Another critical aspect of protecting the enterprise is the prevention of costly and embarrassing data leaks such as those making media headlines right now. Enterprises have deployed sophisticated, high-speed DLP systems to spot malicious communications and transfers of private data — the virtual “needles” in the digital “haystack.” By leveraging the massively scalable scenarios and enormous quantities of unstructured data produced by a cyber range, enterprises are putting DLP systems to the ultimate test to ensure that they perform accurately and consistently, so that no sensitive data escapes the borders of the business to create a damaging breach.

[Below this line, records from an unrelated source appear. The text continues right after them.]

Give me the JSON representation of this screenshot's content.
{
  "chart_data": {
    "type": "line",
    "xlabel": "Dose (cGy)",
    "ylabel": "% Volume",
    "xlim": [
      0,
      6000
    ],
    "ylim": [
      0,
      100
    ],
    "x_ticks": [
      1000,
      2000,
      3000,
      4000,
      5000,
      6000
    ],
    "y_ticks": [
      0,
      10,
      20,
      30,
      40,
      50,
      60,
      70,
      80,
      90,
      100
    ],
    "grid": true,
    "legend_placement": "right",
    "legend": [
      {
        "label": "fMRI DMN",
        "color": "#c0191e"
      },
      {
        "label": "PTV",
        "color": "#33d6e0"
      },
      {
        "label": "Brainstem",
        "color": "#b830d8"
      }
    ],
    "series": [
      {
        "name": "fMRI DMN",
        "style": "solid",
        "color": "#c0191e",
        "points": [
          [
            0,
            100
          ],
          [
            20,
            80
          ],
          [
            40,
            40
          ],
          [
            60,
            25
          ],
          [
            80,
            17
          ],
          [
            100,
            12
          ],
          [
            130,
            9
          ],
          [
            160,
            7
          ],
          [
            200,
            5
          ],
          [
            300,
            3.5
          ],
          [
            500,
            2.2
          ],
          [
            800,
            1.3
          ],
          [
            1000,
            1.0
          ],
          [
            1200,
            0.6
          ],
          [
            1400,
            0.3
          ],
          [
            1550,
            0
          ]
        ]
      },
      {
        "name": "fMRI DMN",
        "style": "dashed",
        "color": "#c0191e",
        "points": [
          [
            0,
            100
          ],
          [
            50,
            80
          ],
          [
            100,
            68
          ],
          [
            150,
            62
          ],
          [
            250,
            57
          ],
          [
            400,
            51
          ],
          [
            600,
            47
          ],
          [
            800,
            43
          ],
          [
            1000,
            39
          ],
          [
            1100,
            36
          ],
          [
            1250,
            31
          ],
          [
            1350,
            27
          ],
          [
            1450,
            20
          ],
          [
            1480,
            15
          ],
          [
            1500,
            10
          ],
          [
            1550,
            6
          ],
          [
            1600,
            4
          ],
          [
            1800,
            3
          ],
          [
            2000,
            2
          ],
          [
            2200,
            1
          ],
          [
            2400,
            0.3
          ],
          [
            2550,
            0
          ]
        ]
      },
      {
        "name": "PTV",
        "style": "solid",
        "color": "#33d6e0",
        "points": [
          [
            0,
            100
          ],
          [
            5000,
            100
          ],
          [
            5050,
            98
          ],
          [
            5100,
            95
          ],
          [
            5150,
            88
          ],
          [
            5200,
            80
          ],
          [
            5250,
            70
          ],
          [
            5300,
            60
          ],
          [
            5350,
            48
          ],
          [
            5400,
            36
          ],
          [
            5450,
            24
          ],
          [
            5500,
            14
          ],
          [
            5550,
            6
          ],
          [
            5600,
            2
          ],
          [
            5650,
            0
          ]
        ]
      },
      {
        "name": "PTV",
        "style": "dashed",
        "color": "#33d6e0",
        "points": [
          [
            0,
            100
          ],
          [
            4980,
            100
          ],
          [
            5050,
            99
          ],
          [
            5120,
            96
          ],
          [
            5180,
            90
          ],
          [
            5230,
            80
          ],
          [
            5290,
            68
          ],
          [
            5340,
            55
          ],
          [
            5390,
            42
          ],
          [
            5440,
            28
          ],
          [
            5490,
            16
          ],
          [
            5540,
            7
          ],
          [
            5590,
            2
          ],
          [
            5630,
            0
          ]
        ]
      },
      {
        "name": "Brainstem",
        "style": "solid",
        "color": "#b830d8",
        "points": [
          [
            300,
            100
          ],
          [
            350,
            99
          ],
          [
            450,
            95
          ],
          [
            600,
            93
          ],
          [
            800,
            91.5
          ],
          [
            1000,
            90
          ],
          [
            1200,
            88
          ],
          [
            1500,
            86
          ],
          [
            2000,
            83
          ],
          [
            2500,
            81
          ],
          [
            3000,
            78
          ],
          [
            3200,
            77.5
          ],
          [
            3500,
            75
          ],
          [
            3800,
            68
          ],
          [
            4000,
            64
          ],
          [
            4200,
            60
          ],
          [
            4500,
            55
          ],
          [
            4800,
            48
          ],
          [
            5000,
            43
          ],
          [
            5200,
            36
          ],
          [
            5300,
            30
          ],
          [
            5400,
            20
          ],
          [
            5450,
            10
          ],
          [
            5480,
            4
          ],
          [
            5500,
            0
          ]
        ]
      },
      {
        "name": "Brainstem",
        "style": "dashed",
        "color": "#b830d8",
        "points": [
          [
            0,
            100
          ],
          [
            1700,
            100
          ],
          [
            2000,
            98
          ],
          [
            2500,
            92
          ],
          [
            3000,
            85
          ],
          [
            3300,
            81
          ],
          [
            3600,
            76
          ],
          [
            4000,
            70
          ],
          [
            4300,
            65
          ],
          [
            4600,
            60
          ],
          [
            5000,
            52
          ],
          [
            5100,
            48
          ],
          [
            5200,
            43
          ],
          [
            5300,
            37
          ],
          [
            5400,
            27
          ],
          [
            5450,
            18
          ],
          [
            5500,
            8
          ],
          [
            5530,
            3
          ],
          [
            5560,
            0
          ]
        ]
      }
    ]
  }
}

A Cyber Range for Every Enterprise
Given the complex interdependencies between public and private network infrastructures, large U.S. enterprises that fail to use cyber ranges not only expose themselves to dangerous business risks, but also remain weak links in our nation’s cyber defense. Since military-grade cyber range functionality is within the reach of enterprises today, there is no reason they shouldn’t be expected to defend themselves against hackers or nation-state sponsored attacks. Companies that persist in ignoring this functionality will continue to make themselves part of the problem rather than part of the solution — and they shouldn’t expect a government bailout when they are ultimately attacked.
With this said, there is an urgent need for public-private information sharing to improve situational awareness, cyber warrior training, and defenses. Survey data shows that an overwhelming majority of critical industry enterprises are asking for government involvement. I’m sure these targets would like to have the same access to National Security Agency (NSA) assistance as Google was given when they became the target of Chinese hackers.

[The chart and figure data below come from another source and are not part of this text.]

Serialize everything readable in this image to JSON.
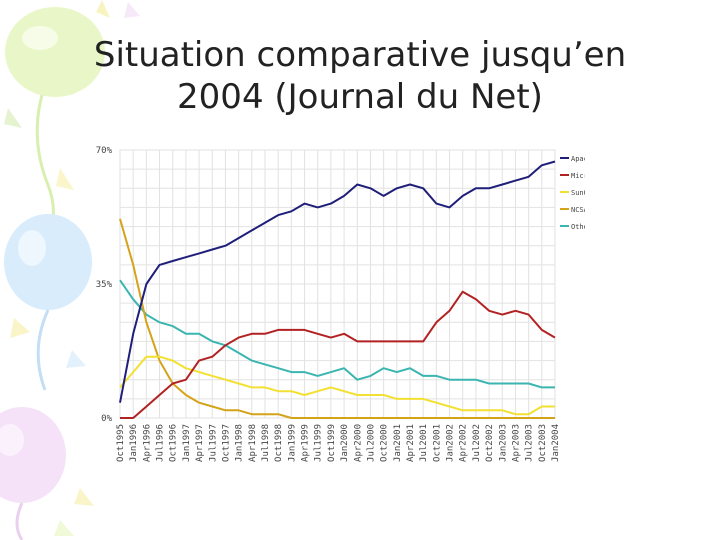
{
  "slide": {
    "title_line1": "Situation comparative jusqu’en",
    "title_line2": "2004 (Journal du Net)"
  },
  "colors": {
    "Apache": "#1f1f7a",
    "Microsoft": "#b22222",
    "SunONE": "#f2e032",
    "NCSA": "#d4a31a",
    "Other": "#3ab5b0"
  },
  "chart_data": {
    "type": "line",
    "ylim": [
      0,
      70
    ],
    "y_ticks": [
      0,
      35,
      70
    ],
    "y_tick_labels": [
      "0%",
      "35%",
      "70%"
    ],
    "grid": true,
    "legend_position": "right",
    "categories": [
      "Oct1995",
      "Jan1996",
      "Apr1996",
      "Jul1996",
      "Oct1996",
      "Jan1997",
      "Apr1997",
      "Jul1997",
      "Oct1997",
      "Jan1998",
      "Apr1998",
      "Jul1998",
      "Oct1998",
      "Jan1999",
      "Apr1999",
      "Jul1999",
      "Oct1999",
      "Jan2000",
      "Apr2000",
      "Jul2000",
      "Oct2000",
      "Jan2001",
      "Apr2001",
      "Jul2001",
      "Oct2001",
      "Jan2002",
      "Apr2002",
      "Jul2002",
      "Oct2002",
      "Jan2003",
      "Apr2003",
      "Jul2003",
      "Oct2003",
      "Jan2004"
    ],
    "series": [
      {
        "name": "Apache",
        "values": [
          4,
          22,
          35,
          40,
          41,
          42,
          43,
          44,
          45,
          47,
          49,
          51,
          53,
          54,
          56,
          55,
          56,
          58,
          61,
          60,
          58,
          60,
          61,
          60,
          56,
          55,
          58,
          60,
          60,
          61,
          62,
          63,
          66,
          67
        ]
      },
      {
        "name": "Microsoft",
        "values": [
          0,
          0,
          3,
          6,
          9,
          10,
          15,
          16,
          19,
          21,
          22,
          22,
          23,
          23,
          23,
          22,
          21,
          22,
          20,
          20,
          20,
          20,
          20,
          20,
          25,
          28,
          33,
          31,
          28,
          27,
          28,
          27,
          23,
          21
        ]
      },
      {
        "name": "SunONE",
        "values": [
          8,
          12,
          16,
          16,
          15,
          13,
          12,
          11,
          10,
          9,
          8,
          8,
          7,
          7,
          6,
          7,
          8,
          7,
          6,
          6,
          6,
          5,
          5,
          5,
          4,
          3,
          2,
          2,
          2,
          2,
          1,
          1,
          3,
          3
        ]
      },
      {
        "name": "NCSA",
        "values": [
          52,
          40,
          25,
          15,
          9,
          6,
          4,
          3,
          2,
          2,
          1,
          1,
          1,
          0,
          0,
          0,
          0,
          0,
          0,
          0,
          0,
          0,
          0,
          0,
          0,
          0,
          0,
          0,
          0,
          0,
          0,
          0,
          0,
          0
        ]
      },
      {
        "name": "Other",
        "values": [
          36,
          31,
          27,
          25,
          24,
          22,
          22,
          20,
          19,
          17,
          15,
          14,
          13,
          12,
          12,
          11,
          12,
          13,
          10,
          11,
          13,
          12,
          13,
          11,
          11,
          10,
          10,
          10,
          9,
          9,
          9,
          9,
          8,
          8
        ]
      }
    ]
  }
}
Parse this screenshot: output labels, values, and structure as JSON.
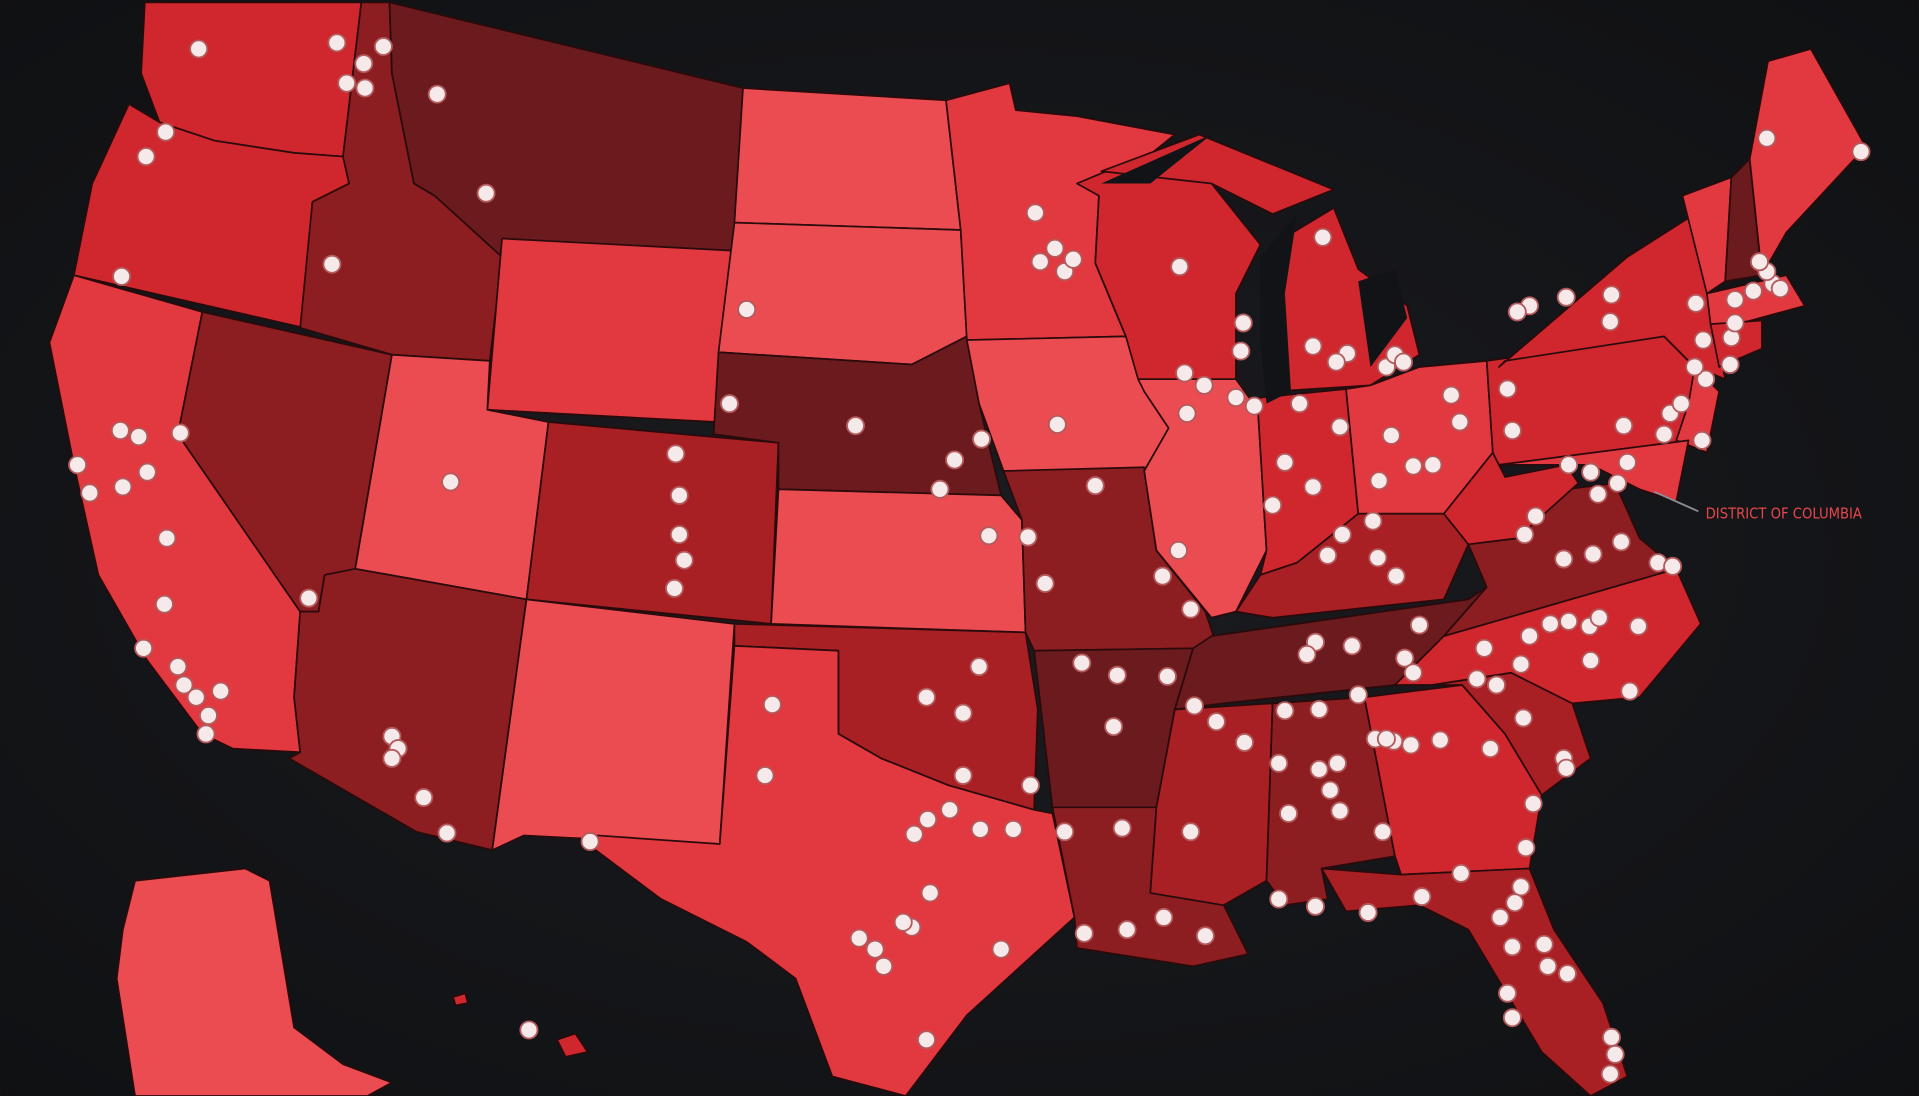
{
  "labels": {
    "dc": "DISTRICT OF COLUMBIA"
  }
}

As the Department of Homeland Security (DHS) and the NSA work on the logistics of this task, new legislative initiatives are being considered to mandate the sharing of current threat information by these organizations. These changes allow DHS to distribute consistently updated cyber threat scenarios to businesses, which in turn must take responsibility to use these scenarios as intended: to carry out cyber simulations that build the skills their in-house cyber defenders need to repel real-world attacks. Working together with DHS will provide enterprises with a powerful ally on the cyber war front, but it doesn’t mean that they shouldn’t start harnessing the power of enterprise cyber ranges today. It’s time to take the necessary steps to harden their infrastructures — as a regular part of their business best practices, and without breaking the bank.
So, here’s a memo to Mr. Zuckerman: U.S. companies can defend against major cyber attacks, and indeed they must. In fact, the smartest ones already are. They’re not counting on a government bailout after a cyber catastrophe; they’re actively preventing the catastrophe in the first place. All that’s left now is to get more companies to follow their lead.
Des Wilson is the CEO of BreakingPoint Systems.